Dois editais do programa nacional de banda larga foram lançados pelo governo. Um para atender as escolas urbanas e o outro para as escolas rurais. Segundo a agência nacional de telecomunicações, a Anatel, até 2015 todos os estudantes do norte terão acesso à banda larga.

De acordo com o superintendente de serviços privados da agencia nacional de telecomunicações (Anatel), Bruno Ramos, todas as escolas publicas e rurais, terão acesso a banda larga.
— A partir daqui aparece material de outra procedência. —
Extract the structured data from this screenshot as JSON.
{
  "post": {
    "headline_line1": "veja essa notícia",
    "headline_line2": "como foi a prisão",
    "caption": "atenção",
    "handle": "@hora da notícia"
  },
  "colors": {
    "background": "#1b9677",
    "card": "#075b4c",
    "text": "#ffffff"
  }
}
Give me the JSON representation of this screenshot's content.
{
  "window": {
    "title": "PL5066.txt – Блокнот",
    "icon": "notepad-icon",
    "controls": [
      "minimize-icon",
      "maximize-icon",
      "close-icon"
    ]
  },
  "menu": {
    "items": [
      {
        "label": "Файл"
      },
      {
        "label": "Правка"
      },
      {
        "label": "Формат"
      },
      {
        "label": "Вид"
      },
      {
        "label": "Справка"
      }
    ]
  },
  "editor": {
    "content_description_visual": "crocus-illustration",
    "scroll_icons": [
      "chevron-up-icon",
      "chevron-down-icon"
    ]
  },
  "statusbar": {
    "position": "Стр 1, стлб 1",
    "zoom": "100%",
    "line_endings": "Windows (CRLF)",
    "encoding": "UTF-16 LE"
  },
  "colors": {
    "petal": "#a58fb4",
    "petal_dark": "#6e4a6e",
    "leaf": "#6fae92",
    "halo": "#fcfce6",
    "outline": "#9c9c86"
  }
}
“As escolas urbanas já tem um plano que a três anos, chamada de Banda Larga nas Escolas. Com essa ampliação, todas as escolas publicas e urbanas, passarão a ter acesso a internet gratuita” disse Ramos.

O programa vai investir 66 milhões de reais em 66 cidades da região, com preços mais baratos. Hoje a média é de 60 reais por megabytes.

O que a gente chama de internet popular ou banda larga, custa R$35 o megabyte. A nossa intenção é incluir escola e universidades publicas” afirmou Caio Bonilha, presidente da Telebrás.